After battling with Zee, Invesco sells its 7.8% stake in the company
After waging a bitter battle with Zee Entertainment Enterprises (Zee) for several months over board-level changes, Invesco Developing Market Funds has decided to sell up to 7.8% of its stake in the company through a block agreement on Thursday. He will sell 7.74 crore of shares, which is worth around Rs 2,200 crore.
The price will be between Rs 270.50 and 290.90 per share and Kotak Mahindra Bank will be the banker for the block deal. This means that the sale of the shares will take place at a discount of up to 7% from Wednesday’s closing price of Rs 290.95 on the Bombay Stock Exchange.
Invesco and OFI Global China Fund are currently the largest shareholder of Zee with a total stake of 17.88%.
“Three funds managed by the Invesco Developing Markets investment team, including Invesco Developing Markets Fund, are today launching a bookbuilding operation to sell up to 7.8% of the share capital of Zee Entertainment. The purpose of this transaction is to align these funds’ exposures to Zee with other funds managed by the investment team and achieve an overall ownership position in the company that is more in line with Zee’s approach. investment team’s portfolio construction,” Invesco said in a statement. declaration.
“After the bookbuild is complete, the funds managed by the Invesco Developing Markets investment team, including the Invesco Developing Markets Fund, will continue to hold in aggregate at least 11% of Zee, underscoring the belief of the investment team that the agreement with Sony, in its current form, has excellent potential for Zee shareholders,” he added.
According to reports, Invesco Developing Markets had approximately 7.9% of its assets, or approximately $3.4 billion, exposed to Russia as of December 31, 2021.
Invesco came as a surprise late last month when it suddenly withdrew its request for Zee to call an extraordinary general meeting (AGE) for the dismissal of two directors and its chief executive Puneet Goenka. He had also requested the induction of six new independent directors. This sudden reversal came after the Bombay High Court ruled in favor of Invesco to pursue its claim in the National Company Law Tribunal for the convening of the EGM.

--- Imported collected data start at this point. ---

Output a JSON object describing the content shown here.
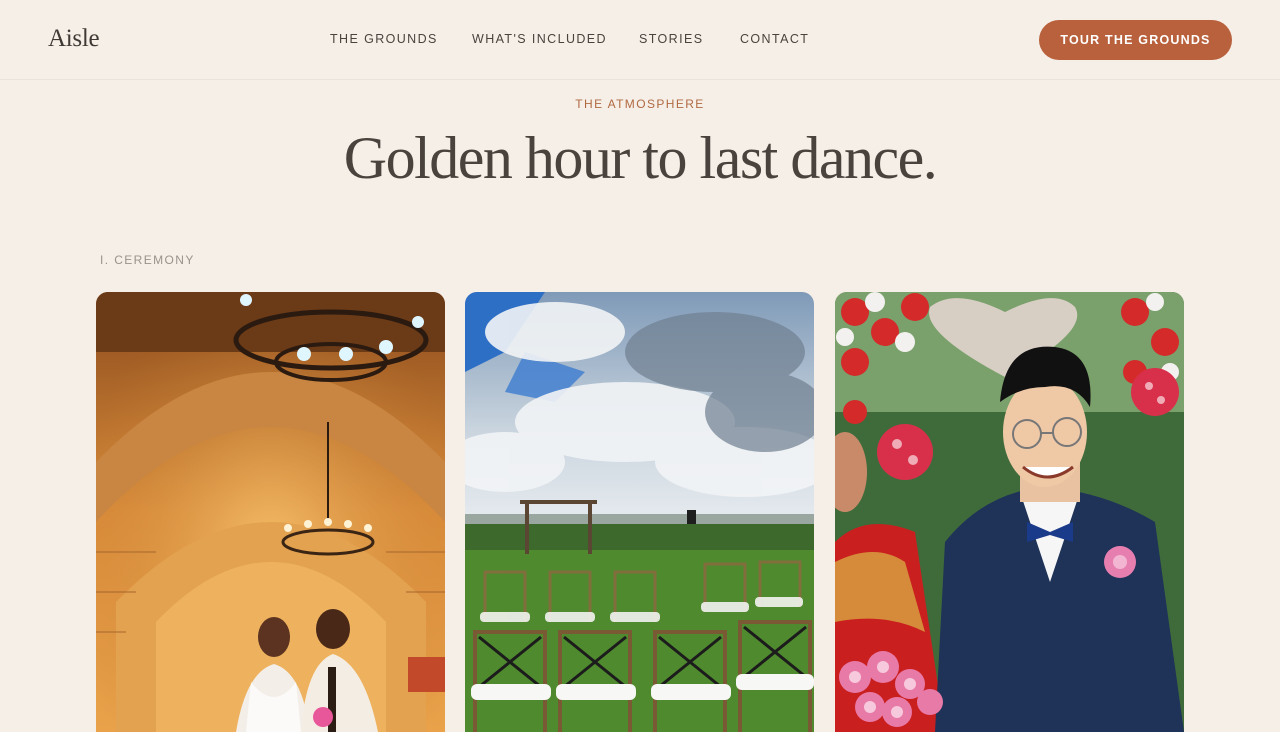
{
  "brand": {
    "logo_text": "Aisle"
  },
  "nav": {
    "items": [
      {
        "label": "THE GROUNDS"
      },
      {
        "label": "WHAT'S INCLUDED"
      },
      {
        "label": "STORIES"
      },
      {
        "label": "CONTACT"
      }
    ],
    "cta_label": "TOUR THE GROUNDS"
  },
  "hero": {
    "eyebrow": "THE ATMOSPHERE",
    "headline": "Golden hour to last dance."
  },
  "section": {
    "label": "I. CEREMONY",
    "photos": [
      {
        "subject": "couple under chandelier in stone arch hall"
      },
      {
        "subject": "outdoor ceremony chairs under cloudy sky"
      },
      {
        "subject": "smiling groom in navy suit with bride"
      }
    ]
  },
  "colors": {
    "background": "#f6efe8",
    "accent": "#b8613c",
    "eyebrow": "#b06a42",
    "text": "#4a433d"
  }
}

Withdrawing the request, he reiterated his support for Zee’s proposed merger with Sony Picture Networks India (SPNI).
“We continue to believe that the Sony agreement in its current form has great potential for Zee shareholders. We also recognize that following completion of the merger, the board of directors of the newly combined company will be substantially reconstituted, which will achieve our objective of strengthening the oversight of the company’s board of directors. Given these developments and our desire to facilitate the transaction (with Sony), we have decided not to continue the EGM in accordance at our requisition dated September 11, 2021, ”he said.
Following the completion of the Zee-Sony deal, Sony Pictures Entertainment will indirectly own a 50.86% majority stake in the combined entity, while Zee promoters will hold a 3.99% stake and the remaining shareholders of Zee will hold the remaining 45.15%. in the merged entity.
Punit Goenka de Zee will continue as Managing Director and General Manager of the merged entity. Other board members, the majority to be appointed by Sony Group, would include SPNI’s chief executive and CEO, NP Singh, who will take on the broader management role as chairman of SPE.
The founders of Zee will also limit the capital they can hold in the combined company to 20% of its outstanding shares. The Merger Agreement does not grant the Promoters (Founders) of Zee any pre-emptive or other right to acquire shares of the Combined Company from the Sony Group, the Combined Company or any other party. All shares purchased by the promoters (founders) of ZEE will be required to comply with all applicable laws, including the pricing guidelines.